With the focus on the state, the state theory of Nicos Poulantzas is manifest throughout many of the essays as does a ‘dominant motif’ in the history of the political economy of Queensland, which is that of uneven development. In Glen Lewis’ essay, then, it is argued that at the time ‘some of the contradictions of Australian capitalism stand out with greater clarity in Queensland’ as a result of uneven development impacting on specific regional and urban scales linked to policies of defence, immigration and economic dependence. As E.L. ‘Ted’ Wheelwright’s introduction to the volume indicates, ‘in the colonial microcosm we see the operation of metropolitan capitalism writ large’ and this is nowhere more present that in ‘a new dialectic of urban capitalism’ impacting on Australia combining the social forces of state corporatism and then transnational capital in shaping urbanism. ‘As capitalism concentrates itself in cities’, Wheelwright summarises, ‘this increases the social costs of the system, forces the state to meet these costs and provide services which can only be collectively consumed, thus politicising the allocation of vital resources which are essential for success in the system’. The conditions of the political economy of housing, uneven development, and the role of the state traced in this volume, then, acutely shape the present.

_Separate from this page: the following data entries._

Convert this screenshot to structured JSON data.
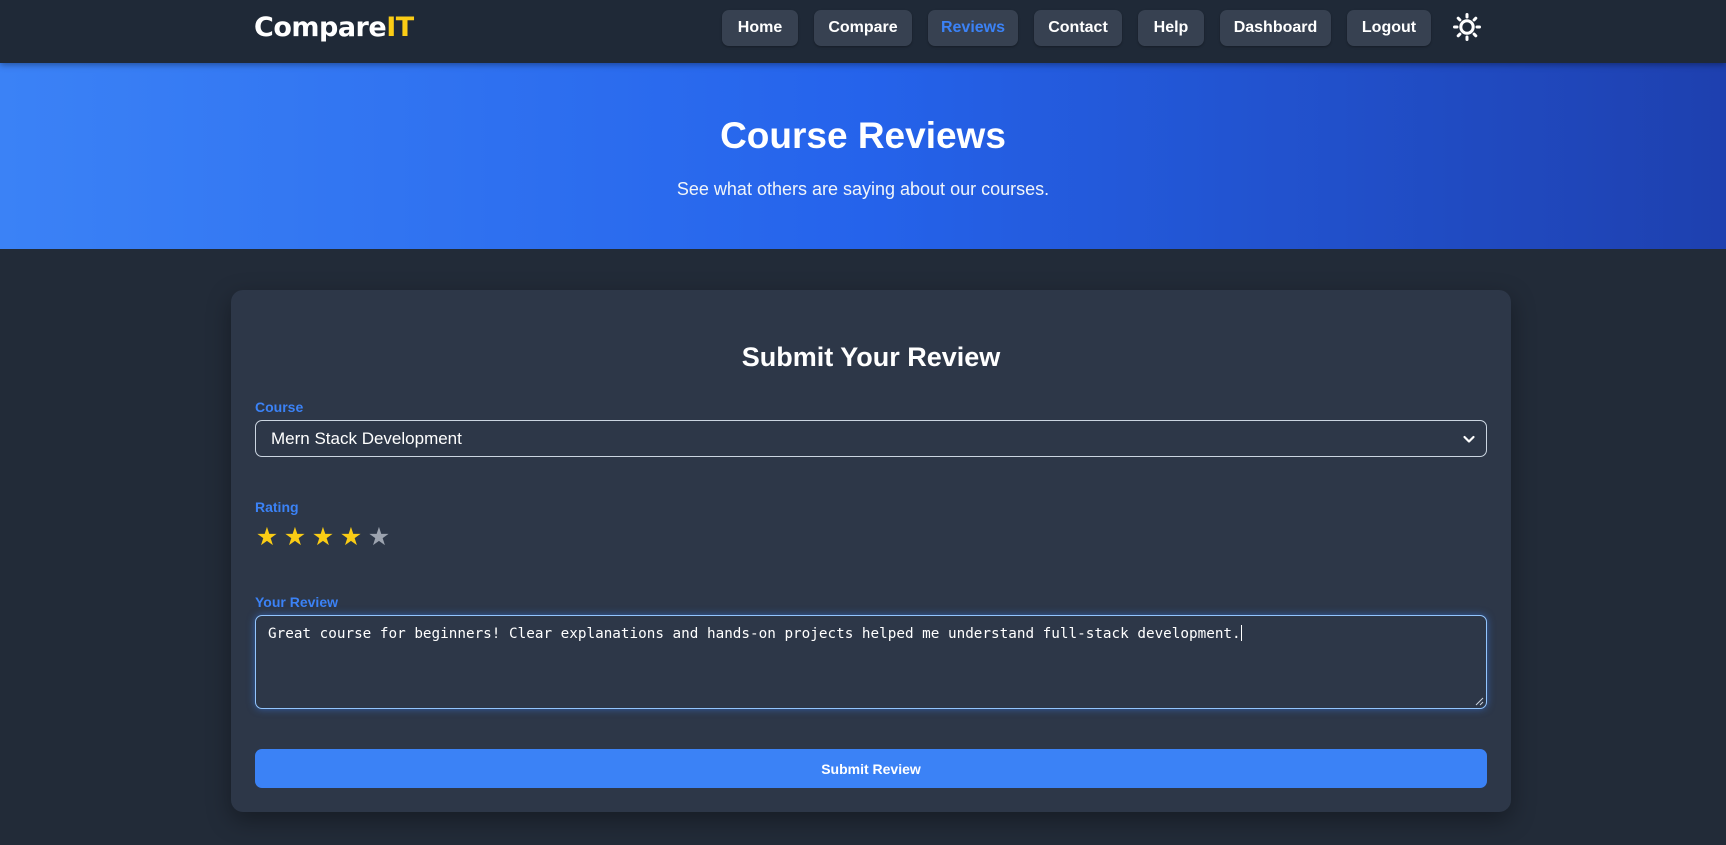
{
  "brand": {
    "main": "Compare",
    "accent": "IT"
  },
  "nav": {
    "items": [
      {
        "label": "Home"
      },
      {
        "label": "Compare"
      },
      {
        "label": "Reviews",
        "active": true
      },
      {
        "label": "Contact"
      },
      {
        "label": "Help"
      },
      {
        "label": "Dashboard"
      },
      {
        "label": "Logout"
      }
    ],
    "theme_toggle_icon": "sun-icon"
  },
  "hero": {
    "title": "Course Reviews",
    "subtitle": "See what others are saying about our courses."
  },
  "form": {
    "title": "Submit Your Review",
    "course_label": "Course",
    "course_value": "Mern Stack Development",
    "rating_label": "Rating",
    "rating": {
      "value": 4,
      "max": 5
    },
    "review_label": "Your Review",
    "review_text": "Great course for beginners! Clear explanations and hands-on projects helped me understand full-stack development.",
    "submit_label": "Submit Review"
  },
  "colors": {
    "page_bg": "#222b38",
    "navbar_bg": "#1f2937",
    "card_bg": "#2d3748",
    "accent_blue": "#3b82f6",
    "brand_accent_yellow": "#facc15",
    "star_filled": "#facc15",
    "star_empty": "#9ca3af",
    "hero_gradient_start": "#3b82f6",
    "hero_gradient_end": "#1e40af"
  }
}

At least as it is traced in this volume, the dialectic of modern capitalism ends up in the city. Emergent contradictions manifest in ‘ockerism’ as the ‘surface froth of important social changes’. As we, today, struggle to comprehend and apprehend the dialectic of capitalism in potentially another conjunctural episode riven with economic crises and social fractures, can the insights from our radical forebears help us churn surface froth into currents of social change?